Interestingly all parties were open about the fact they knew very little, if anything at all, about the complex social and political machinations around climate change. "We began with a huge number of questions, and we needed a team who was up for that breadth, complexity, confusion and uncertainty," said Bijan Sheibani.


Image by Helen Warner
Facing up to Climate Change
They were all overwhelmed at the start, but, as Moira Buffini explained, the writers found support by working in a group. "I already knew that my next work was going to be on the subject of climate change, but you have to turn around and face it and I hadn't had the courage to do that. To be able to face the enormity and complexity of the subject in a supportive group was an amazing opportunity."

Matt Charman amusingly recounted the developments the structure of the play went through, saying at one stage they were improvising a storyline around the Stern Report and the principles of Cap and Trade. "But," he said in a deadpan voice "we soon realised that wasn't the most interesting work we could do."

In the initial research period the four playwrites read voraciously, including the whole Stern Report in one case, and spoke to scientists, politicians and business leaders. Moira Buffini described her surprise at finding James Smith, chairman of Shell UK, to be an entirely reasonable man, with a disappointment in her voice that suggested she expected him to be totally deranged.

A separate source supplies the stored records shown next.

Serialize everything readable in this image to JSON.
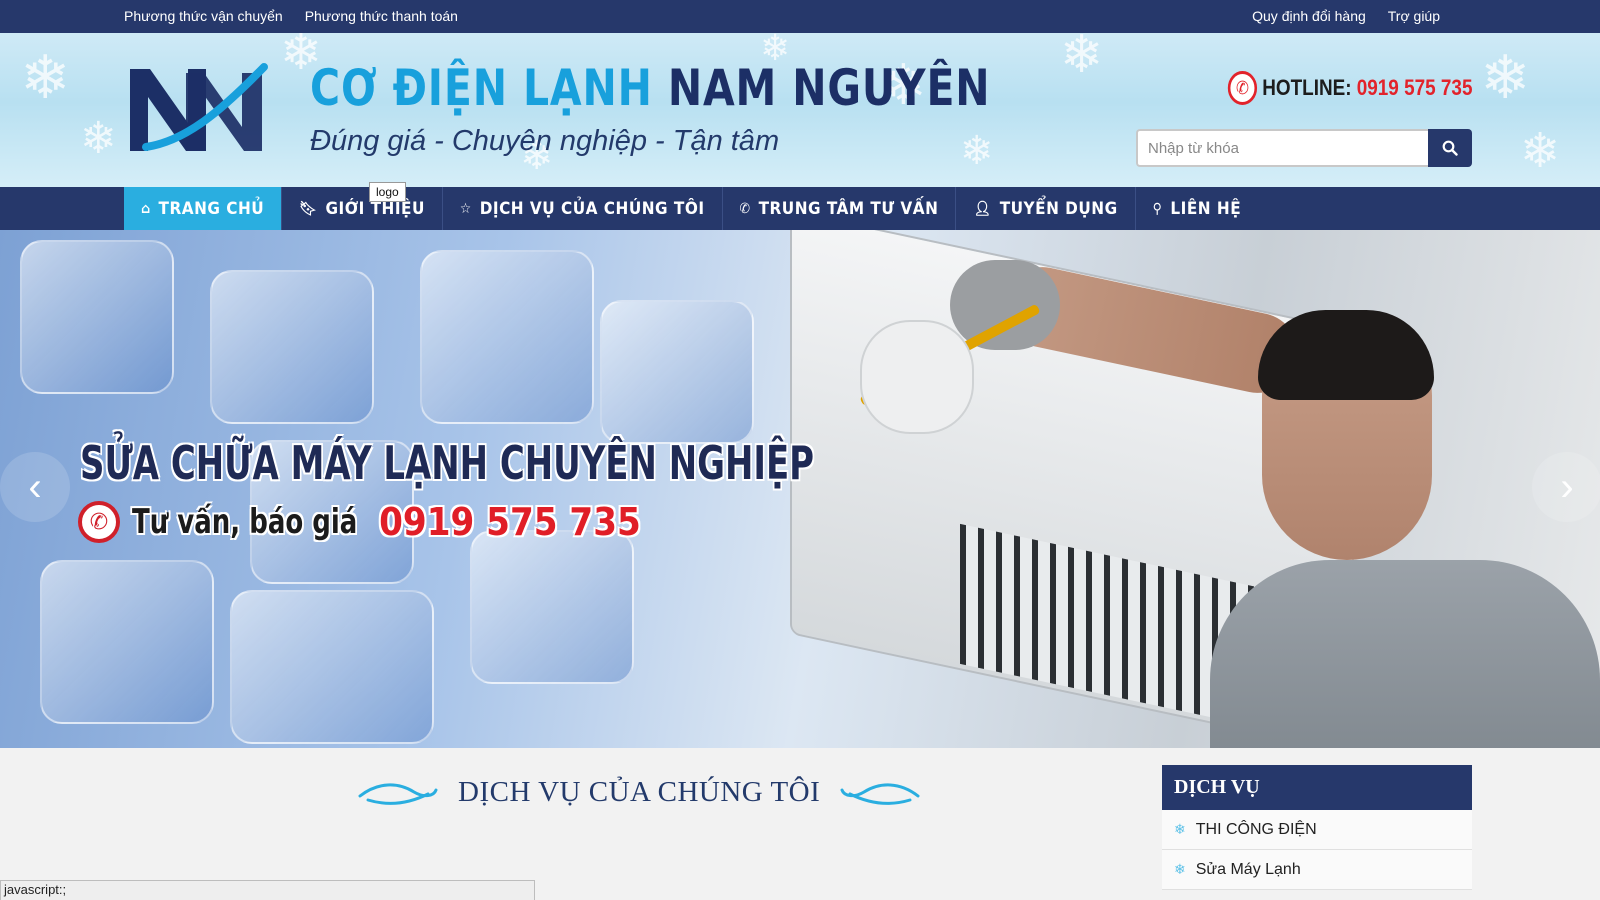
{
  "topbar": {
    "left_links": [
      "Phương thức vận chuyển",
      "Phương thức thanh toán"
    ],
    "right_links": [
      "Quy định đổi hàng",
      "Trợ giúp"
    ]
  },
  "header": {
    "logo_letters": "NN",
    "brand_title_part1": "CƠ ĐIỆN LẠNH",
    "brand_title_part2": "NAM NGUYÊN",
    "tagline": "Đúng giá - Chuyên nghiệp - Tận tâm",
    "hotline_label": "HOTLINE:",
    "hotline_number": "0919 575 735",
    "search_placeholder": "Nhập từ khóa"
  },
  "tooltip": "logo",
  "nav": {
    "items": [
      {
        "label": "TRANG CHỦ",
        "icon": "home-icon"
      },
      {
        "label": "GIỚI THIỆU",
        "icon": "bookmark-icon"
      },
      {
        "label": "DỊCH VỤ CỦA CHÚNG TÔI",
        "icon": "star-icon"
      },
      {
        "label": "TRUNG TÂM TƯ VẤN",
        "icon": "phone-icon"
      },
      {
        "label": "TUYỂN DỤNG",
        "icon": "user-add-icon"
      },
      {
        "label": "LIÊN HỆ",
        "icon": "map-marker-icon"
      }
    ],
    "active_index": 0
  },
  "slider": {
    "headline": "SỬA CHỮA MÁY LẠNH CHUYÊN NGHIỆP",
    "consult_text": "Tư vấn, báo giá",
    "phone": "0919 575 735"
  },
  "services": {
    "title": "DỊCH VỤ CỦA CHÚNG TÔI"
  },
  "sidebar": {
    "heading": "DỊCH VỤ",
    "items": [
      "THI CÔNG ĐIỆN",
      "Sửa Máy Lạnh"
    ]
  },
  "status_bar": "javascript:;",
  "colors": {
    "navy": "#26386b",
    "accent_blue": "#2aaee0",
    "red": "#e2232b"
  }
}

Reflecting the Personal, Political and Scientific
The writers then went away and wrote their own storylines, each with its own style and central character that represents a different issue or sphere of the climate change debate. These strands were then woven together to create a constantly chopping and changing piece of theater which attempts to "reflect the vast variety of the issues we face in personal choice, politics and science."


Image by Helen Warner

The play opens with a scene of a young man on a UK TV game show, called Deal or No Deal, where contestants bet all their winnings on the unknown contents of a single box. This was a neat and clever allegory for our continual search for the silver bullet solution. Then we meet the young woman who ditches her stable middle class life to become an outsider climate activist, clearly inspired by Tamsin Omond. Next we are confronted by a rowing couple whose relationship is breaking down under the strain of one half's obsessive energy saving behaviour.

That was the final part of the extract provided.